One gallery wall bore a suite of 48 graphite renderings that each depict, with photographic clarity and an astonishing finesse of touch, a different shriveled persimmon—a fruit common in Lee’s long-lost hometown of Chung-do. All the other works are charcoal-based and abstract. The paintings capture splatters, daubs and bold, swift brushstrokes in a creamy acrylic medium. The collages turn charcoal chips into rippling mosaics. The ominous-feeling sculptures consist of large charcoal blocks bound upright with cord or worked into rough skull shapes and mounted on the wall like grim trophies.

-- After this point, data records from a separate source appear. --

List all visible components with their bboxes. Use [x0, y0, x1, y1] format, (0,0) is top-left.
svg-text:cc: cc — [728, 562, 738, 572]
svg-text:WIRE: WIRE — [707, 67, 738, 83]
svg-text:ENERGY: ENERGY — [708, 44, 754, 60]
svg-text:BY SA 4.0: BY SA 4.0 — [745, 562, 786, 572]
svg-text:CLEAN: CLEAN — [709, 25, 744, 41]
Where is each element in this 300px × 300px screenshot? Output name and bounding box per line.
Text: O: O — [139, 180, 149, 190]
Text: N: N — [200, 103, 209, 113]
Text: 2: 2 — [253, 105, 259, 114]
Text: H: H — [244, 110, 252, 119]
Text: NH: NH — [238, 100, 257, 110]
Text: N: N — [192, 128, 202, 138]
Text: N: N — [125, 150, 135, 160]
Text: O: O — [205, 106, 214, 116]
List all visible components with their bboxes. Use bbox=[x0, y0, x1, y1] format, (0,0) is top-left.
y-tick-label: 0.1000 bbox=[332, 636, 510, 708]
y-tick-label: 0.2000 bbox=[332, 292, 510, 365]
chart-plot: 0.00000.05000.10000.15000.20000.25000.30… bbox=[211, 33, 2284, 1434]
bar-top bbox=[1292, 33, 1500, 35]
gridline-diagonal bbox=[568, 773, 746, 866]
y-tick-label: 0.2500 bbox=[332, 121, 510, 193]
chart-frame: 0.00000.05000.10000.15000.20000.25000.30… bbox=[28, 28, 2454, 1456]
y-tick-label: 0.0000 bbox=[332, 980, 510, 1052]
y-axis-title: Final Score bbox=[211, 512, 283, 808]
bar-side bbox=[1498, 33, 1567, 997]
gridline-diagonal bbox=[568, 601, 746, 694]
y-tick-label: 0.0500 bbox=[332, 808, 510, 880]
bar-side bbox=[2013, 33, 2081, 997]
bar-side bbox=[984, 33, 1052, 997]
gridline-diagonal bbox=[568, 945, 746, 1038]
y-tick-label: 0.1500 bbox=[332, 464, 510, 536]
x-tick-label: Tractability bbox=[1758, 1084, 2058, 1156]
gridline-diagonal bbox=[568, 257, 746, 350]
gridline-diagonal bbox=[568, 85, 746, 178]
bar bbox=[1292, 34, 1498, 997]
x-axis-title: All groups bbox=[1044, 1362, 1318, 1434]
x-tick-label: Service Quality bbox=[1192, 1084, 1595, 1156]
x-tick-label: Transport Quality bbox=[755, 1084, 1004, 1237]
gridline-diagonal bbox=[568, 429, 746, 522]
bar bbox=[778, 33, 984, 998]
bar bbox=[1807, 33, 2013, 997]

Lee originally chose his principal material for two reasons: because it was cheap enough for the struggling émigré artist to afford in large quantity, and because it put him in touch with his cultural roots. In Korea, charcoal is traditionally used both as the first layer of a house’s foundation and, hung on a rope, as the announcement of a child’s birth. Moreover, it is a key element in art training and similar in its effects to materials used in ink painting and calligraphy.
Lee Bae was for many years an assistant to Lee Ufan (the Korean-born founder of Japan’s postwar Mono-Ha movement), whose retrospective filled the Guggenheim Museum rotunda this summer. The work of both men has visual affinities with Western Minimalism, but its underlying concept is, in contrast, additive rather than reductive. Sparseness of painterly incident here equates to a cumulativeness, a fullness. All that the artist has previously thought and experienced, all that he senses in the immediate environment and the moment, is brought to bear in a gesture, a stroke—sometimes unique, sometimes serially repeated with variations as subtle as the pulses of feeling.
More than two decades ago, when Lee Bae began his signature use of charcoal, his primary subject was the human body, tightly coiled. The abstractions that followed are, in effect, a release of that energy and a transmutation of that form into pure expression. Lee begins each day without a preconceived image, making dozens of spontaneous brush-and-ink sketches, until he finds the movement, and the trace of the movement, that he wishes to replicate in a larger, one-go charcoal work. Charcoal, he notes, contains energy—which can be liberated by fire or by art. All one needs is a discipline, both physical and mental, so thorough as to appear paradoxically effortless.
Photo: View of Lee Bae’s exhibition, showing two untitled sculptures, both 2010, and an untitled painting from 2011; at Nicholas Robinson.